2. The Informer (revival)
Arthur Robison, UK
Ever since someone I trust insisted that Arthur Robison’s 1929 film adaptation of Liam O’Flaherty’s novel – the silent version, that is, rather than the hurriedly organised part-talkie made simultaneously – is superior to John Ford’s 1935 classic, I’ve been waiting to see The Informer on the big screen. And when I learned that my BFI colleagues were going to restore it, I knew I should wait for its arrival.
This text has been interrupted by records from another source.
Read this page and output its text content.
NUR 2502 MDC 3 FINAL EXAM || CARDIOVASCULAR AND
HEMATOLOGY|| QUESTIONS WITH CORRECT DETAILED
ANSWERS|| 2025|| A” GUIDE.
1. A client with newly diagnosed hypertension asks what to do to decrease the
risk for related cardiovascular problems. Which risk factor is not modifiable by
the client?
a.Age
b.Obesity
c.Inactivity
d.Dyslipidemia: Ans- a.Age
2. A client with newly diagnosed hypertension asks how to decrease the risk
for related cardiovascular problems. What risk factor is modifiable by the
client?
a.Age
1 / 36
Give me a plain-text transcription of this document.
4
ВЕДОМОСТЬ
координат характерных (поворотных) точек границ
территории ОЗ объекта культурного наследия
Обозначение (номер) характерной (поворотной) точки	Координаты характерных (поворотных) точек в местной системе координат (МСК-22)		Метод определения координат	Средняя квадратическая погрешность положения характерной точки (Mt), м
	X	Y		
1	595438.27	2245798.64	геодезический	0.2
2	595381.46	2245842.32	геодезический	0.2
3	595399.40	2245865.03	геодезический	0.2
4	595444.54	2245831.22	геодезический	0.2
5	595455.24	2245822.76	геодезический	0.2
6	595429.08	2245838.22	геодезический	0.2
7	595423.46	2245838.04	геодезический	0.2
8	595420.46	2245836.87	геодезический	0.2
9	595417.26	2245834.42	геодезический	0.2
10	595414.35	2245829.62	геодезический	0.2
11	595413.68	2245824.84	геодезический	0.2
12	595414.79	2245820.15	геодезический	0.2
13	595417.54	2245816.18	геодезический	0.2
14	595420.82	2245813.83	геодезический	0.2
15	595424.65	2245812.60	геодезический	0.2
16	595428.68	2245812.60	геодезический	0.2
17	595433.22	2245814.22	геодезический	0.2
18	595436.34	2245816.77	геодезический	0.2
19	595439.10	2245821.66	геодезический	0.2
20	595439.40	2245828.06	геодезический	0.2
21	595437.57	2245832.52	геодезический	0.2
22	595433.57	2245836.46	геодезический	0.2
Images I’ve seen and writings I’ve read suggest a proto-noir in which the tale of moral compromise and betrayal of the Irish revolutionary cause is suitably shrouded in purple tints, deep shadows and an atmosphere of constant alarm.
3. The 13th
Ava DuVernay, USA
Those of you who have seen the section of Michael Moore’s Where to Invade Next that catalogues how a huge proportion of young African American males have been incarcerated and put to work in prison workhouses in a slightly more sophisticated form of slavery will have some idea of where Ava DuVernay’s documentary The 13th may take us. Named after the 13th Amendment of the US constitution, which states that “neither slavery nor involuntary servitude, except as punishment for crime whereof the party shall have been duly convicted, shall exist within the United States,” DuVernay’s film promises a thorough investigation into this most scandalous use of US state systems.
4. Neruda
Pablo Larraín, Chile-Argentina-France-Spain
I missed this in Cannes, where it was highly regarded, and have since seen Larrain’s stupendous Jackie (about Jackie Kennedy), which shows him to be a master of the biopic, usually my least favourite genre.
This film however is reputed to be more of an investigation than a recreation, one in which the policeman chasing Neruda is more like the poet’s own invention than a real cop. I also wanted to complete the LFF’s set of films about poets, since that seems to be a theme of the year (see below).
5. A Quiet Passion
Terence Davies, UK-Belgium
Jury duty kept me away from this in Berlin, and since I am a fan of Terence Davies’s films, and friends tell me it is one of his very best, how can I resist?
Emily Dickinson was spoilt for me in my youth by the satirical self-lacerating Paul Simon lyric “And you read your Emily Dickinson, and I my Robert Frost…” making both poets feel redundantly attached to middle age. What a fool I was. Can’t wait.